Structured debt is the preferred route for the company as the payouts to lenders will be structured as and when ESOPs are liquidated, Agarwal explained.

ESOPDhan, he said, is aiming at a Rs 500-crore loan book by 2025, helping more people buy stock options being offered by their employers.

At times, employees find it difficult to subscribe to ESOPs soon after vesting because funds are not available for paying the vesting price and income tax.

ESOPDhan has been working to solve that problem for employees, and in the process also facilitating a healthy employer-employee relationship.
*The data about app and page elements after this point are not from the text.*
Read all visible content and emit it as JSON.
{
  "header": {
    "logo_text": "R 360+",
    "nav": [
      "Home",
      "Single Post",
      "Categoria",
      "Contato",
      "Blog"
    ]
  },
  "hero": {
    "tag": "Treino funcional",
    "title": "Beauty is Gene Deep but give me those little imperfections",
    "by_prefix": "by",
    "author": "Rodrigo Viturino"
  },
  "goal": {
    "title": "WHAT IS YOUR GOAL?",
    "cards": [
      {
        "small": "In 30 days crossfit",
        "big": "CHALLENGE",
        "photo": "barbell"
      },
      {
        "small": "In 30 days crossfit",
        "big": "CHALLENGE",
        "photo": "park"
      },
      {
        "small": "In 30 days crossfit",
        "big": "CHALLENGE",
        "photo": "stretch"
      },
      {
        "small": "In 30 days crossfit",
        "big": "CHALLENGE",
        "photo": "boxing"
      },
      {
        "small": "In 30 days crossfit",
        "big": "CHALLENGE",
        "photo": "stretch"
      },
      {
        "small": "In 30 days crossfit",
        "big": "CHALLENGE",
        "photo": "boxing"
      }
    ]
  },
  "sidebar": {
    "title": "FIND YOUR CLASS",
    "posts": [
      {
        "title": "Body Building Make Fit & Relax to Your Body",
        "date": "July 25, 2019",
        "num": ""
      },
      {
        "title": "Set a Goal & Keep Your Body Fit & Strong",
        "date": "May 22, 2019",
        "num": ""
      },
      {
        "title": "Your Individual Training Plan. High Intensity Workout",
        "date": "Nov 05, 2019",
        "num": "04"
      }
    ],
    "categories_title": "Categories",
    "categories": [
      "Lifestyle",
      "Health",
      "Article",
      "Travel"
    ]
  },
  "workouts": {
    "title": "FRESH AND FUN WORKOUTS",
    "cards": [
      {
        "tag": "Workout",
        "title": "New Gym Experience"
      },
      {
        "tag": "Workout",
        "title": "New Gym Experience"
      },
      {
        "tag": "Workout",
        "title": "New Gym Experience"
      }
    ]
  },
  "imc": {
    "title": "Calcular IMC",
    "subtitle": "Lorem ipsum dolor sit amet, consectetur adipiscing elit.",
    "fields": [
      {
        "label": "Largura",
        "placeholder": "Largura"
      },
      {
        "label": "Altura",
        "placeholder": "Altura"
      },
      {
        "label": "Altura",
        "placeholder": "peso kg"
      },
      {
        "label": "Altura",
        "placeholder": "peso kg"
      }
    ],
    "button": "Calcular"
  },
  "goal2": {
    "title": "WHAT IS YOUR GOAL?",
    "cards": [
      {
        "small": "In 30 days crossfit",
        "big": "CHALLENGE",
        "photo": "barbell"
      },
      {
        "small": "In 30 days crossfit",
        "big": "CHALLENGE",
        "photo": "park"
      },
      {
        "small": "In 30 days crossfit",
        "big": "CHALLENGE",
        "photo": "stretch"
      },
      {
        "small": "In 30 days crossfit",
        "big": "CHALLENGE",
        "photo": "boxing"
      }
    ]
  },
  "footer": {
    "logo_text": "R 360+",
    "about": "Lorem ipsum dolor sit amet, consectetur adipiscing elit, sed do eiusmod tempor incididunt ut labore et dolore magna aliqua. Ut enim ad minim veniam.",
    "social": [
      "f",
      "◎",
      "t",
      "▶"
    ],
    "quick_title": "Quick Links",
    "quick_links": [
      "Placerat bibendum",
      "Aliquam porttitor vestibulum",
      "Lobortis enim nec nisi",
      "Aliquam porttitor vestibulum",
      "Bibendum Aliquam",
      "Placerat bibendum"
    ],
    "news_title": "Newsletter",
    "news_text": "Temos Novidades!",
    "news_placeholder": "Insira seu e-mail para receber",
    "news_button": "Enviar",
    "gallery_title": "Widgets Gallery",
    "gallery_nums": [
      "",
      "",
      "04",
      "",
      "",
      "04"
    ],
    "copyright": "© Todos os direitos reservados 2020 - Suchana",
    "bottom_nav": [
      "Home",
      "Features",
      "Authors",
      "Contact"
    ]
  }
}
Exercising their stock options early helps employees with lower taxes on the sale of stocks, an attractive proposition for them, he said.

The vested ESOPs of Unicorns in India is over USD 10 billion, so there is a huge unmet demand, according to the company.

“As far as demand is concerned, we are not worried,” he said.

With macro uncertainties rocking the market and the startup ecosystem, the company will keep a sharp focus and only fund ESOPs by unicorns (with the USD 1 billion valuation and above).

Focusing on unicorns, offers ESOPDhan a certainty of an “easy exit” via IPO route at some point in future, on such funding.

ESOPDhan, a non-banking finance company registered with the Reserve Bank of India, deploys proprietary tools for making funding decisions.

The business started with ESOPDhan funding 5 India employees of Harness, a USD 3.70-billion valuation company whose platform helps companies accelerate their Cloud initiatives and roll out software developments faster.

The next set of 10 India employees that ESOPDhan funded belonged to Phenom, a US-based AI-powered HR-tech platform valued at USD 1.37 billion. Phenom enables identifying bright talent, helps candidates find the right job and optimises the HR strategy, process, and spending.

On the current stock market volatility deterring companies from going public, Agarwal said ESOPDhan’s business model entails an exit after more than two years, giving the company enough leeway.

“Also we will not lend more than one third the value of shares and that is another cushion for any downside,” he explained.